One essential detail must be recognized: the phrase "hallowed be your name" is not merely a declaration of praise but is instead the first appearance of a request in this prayer. Jesus tells us to pray in such a way that we ask God to display the glory of His name. No request is of greater importance than this. We begin our prayers by declaring the unrivaled character of God and asking Him to move in such a way that the world would give Him the honor He alone deserves. 

If we ask God to show the glory of His name, that would necessarily mean that we strive to live so that people see the greatness of God in us, not because we are pastors in ministry but because we are children of God. In Matthew 5, Jesus has just instructed His hearers to let their light shine so that people will respond by glorifying the Father. Now, one chapter later, He is giving us the first tool to make that happen: praying for it! So, when Jesus teaches us to pray, "Our Father in Heaven, hallowed be your name," He instructs us to recognize the spiritual blessing of belonging to God's family and to remember His mighty power. We ask the Lord to use us as the stage on which His glory is displayed. How could we not be passionate in prayer if we do so with these thoughts in mind? 

Understanding this most crucial call for God's glory sets the boundaries for all other requests.

Praying for God to make His name great through us decreases our desire to have our own agenda fulfilled. If we truly ask the Lord to use us as instruments of His grace and mercy, we will not hold grudges against those who have wronged us. Jesus rightly helps us see the importance of beginning our prayers by focusing on God, not because our personal needs are irrelevant but because His glory is our deepest desire. 

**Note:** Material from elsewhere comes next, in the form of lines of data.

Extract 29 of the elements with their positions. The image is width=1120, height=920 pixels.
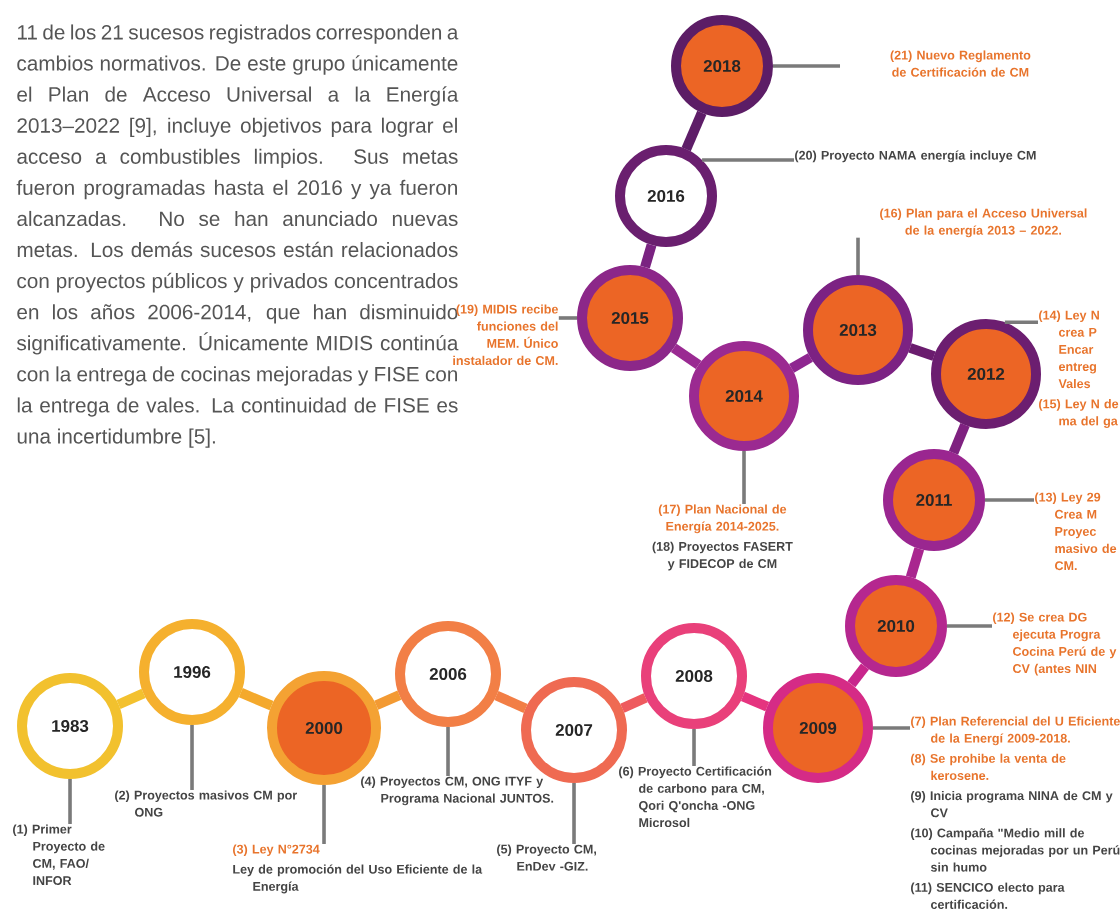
leader-line [558, 316, 577, 320]
leader-line [742, 451, 746, 504]
timeline-link [847, 663, 869, 688]
timeline-link [740, 691, 770, 712]
timeline-link [789, 353, 813, 373]
leader-line [873, 726, 910, 730]
leader-line [572, 783, 576, 844]
timeline-link [374, 690, 402, 710]
leader-line [985, 498, 1034, 502]
leader-line [692, 729, 696, 766]
leader-line [856, 237, 860, 275]
leader-line [1004, 320, 1038, 325]
leader-line [446, 727, 450, 776]
timeline-link [670, 343, 702, 370]
timeline-link [116, 688, 146, 710]
timeline-link [238, 688, 274, 711]
timeline-link [494, 690, 528, 714]
leader-line [773, 64, 840, 68]
leader-line [702, 158, 794, 162]
timeline-link [620, 693, 648, 713]
leader-line [190, 725, 194, 790]
leader-line [68, 779, 72, 824]
timeline-link [905, 547, 925, 579]
timeline-link [681, 110, 707, 152]
leader-line [322, 785, 326, 844]
timeline-link [640, 243, 657, 269]
timeline-link [948, 422, 970, 455]
timeline-link [908, 343, 936, 361]
leader-line [947, 624, 992, 628]
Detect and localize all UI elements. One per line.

As you begin your next time in prayer, before you mention your frustration with the world around you or ask for the pain in your life to be alleviated, start by expressing your gratitude that God has adopted you into His family. Contemplate the power and might of the One you call Father. Take time to consider His majesty, and then ask Him to use your life to sing forth His praises. Express your desire to see the name of God revered, loved, and worshiped. This will impact your preaching, your care for the flock, and your service as a Christian. Allow God's greatness to energize your heart and mind as you pray. It will ensure your motives align with His desires—and that is when prayer becomes powerful.